Disparu des cartes des restaurants au début des années 2000, ce plat automnal (et délicieusement rétro) revient à la mode, plébiscité notamment par la génération des 35-45 ans. La preuve avec cet ouvrage tout nouveau tout chaud, intitulé Le lièvre à la Royale : petite histoire d'un grand plat, de Gérard Allemandou et Philippe Berthet-Bondet, paru aux éditions Menu fretin le 8 octobre dernier.
Autre signe que qui ne trompe pas : depuis 2016, le chef Thomas Boullault, à la tête de L’Arôme, à Paris, orchestre le très sérieux Championnat du Monde du Lièvre à la Royale, à Romorantin-Lanthenay, berceau de la Sologne. Un concours réservé aux chefs professionnels, dont la 7ème édition a eu lieu le 26 octobre dernier. Très attendu, l'évènement rassemble des toques venues de France, mais aussi du Japon et Canada. D'accord, me direz-vous. Mais qu'est-ce que le lièvre à la royale ? Comment le cuisine-t-on ? Qui l'a inventé, et quand ?
Antonin Carême...
Celle attribuée à Carême, c'est celle que l'on voit le plus : cette fameuse tranche de viande farcie, souvent photographiée du dessus, largement arrosée d'une sauce noire. C'est la recette la plus technique et difficile à exécuter. L'animal entier est intégralement désossé (à cru), la viande roulée et cuite au bouillon jusqu’à trente heures, à feu très doux. On va ensuite la farcir avec force abats et foie gras, truffe, oignons, épices, puis la détailler en tranches.

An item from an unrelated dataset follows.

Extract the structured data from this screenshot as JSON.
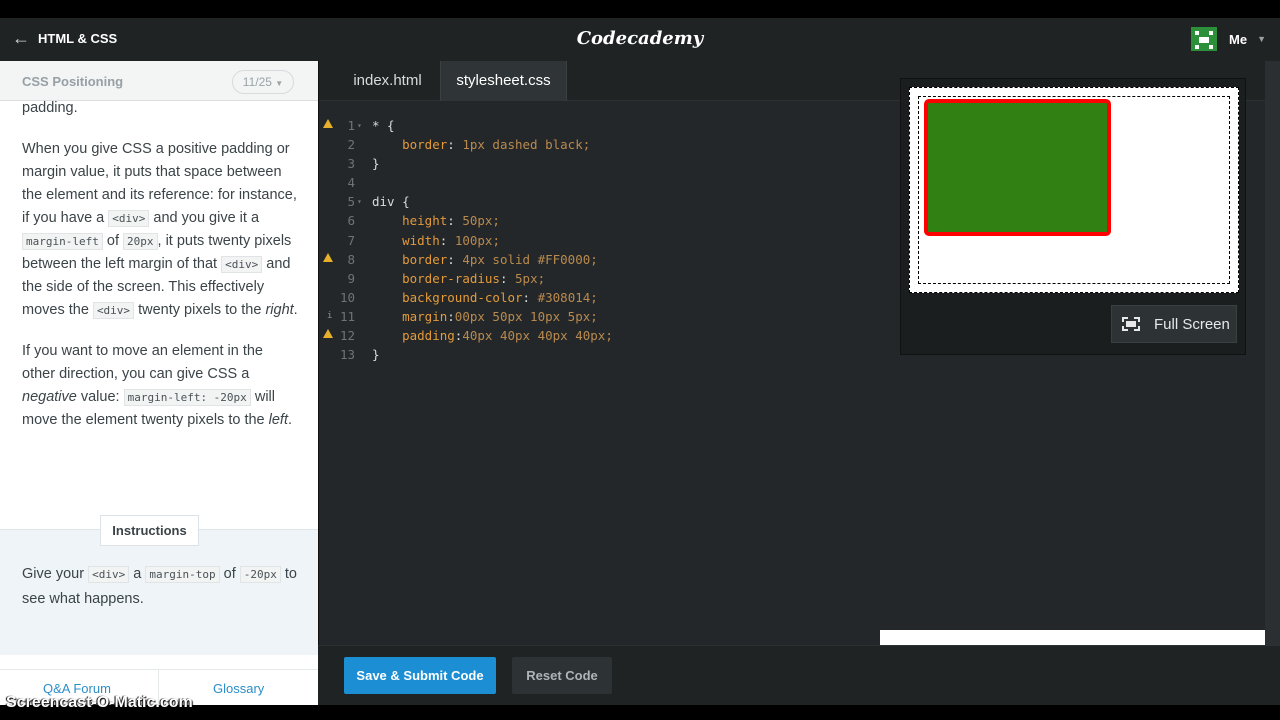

... Ou Sénateur Couteaux ?
La seconde recette, façon « Sénateur Couteaux » est plus rustique. La viande est également désossée, mais confite « à la périgourdine » pendant des heures, avec gousses d'ail, purée d'échalotes et vin rouge, jusqu’à obtention d’une sorte de compotée. C'est cette recette que Paul Bocuse et Joël Robuchon mettront à l'honneur près d'un siècle plus tard.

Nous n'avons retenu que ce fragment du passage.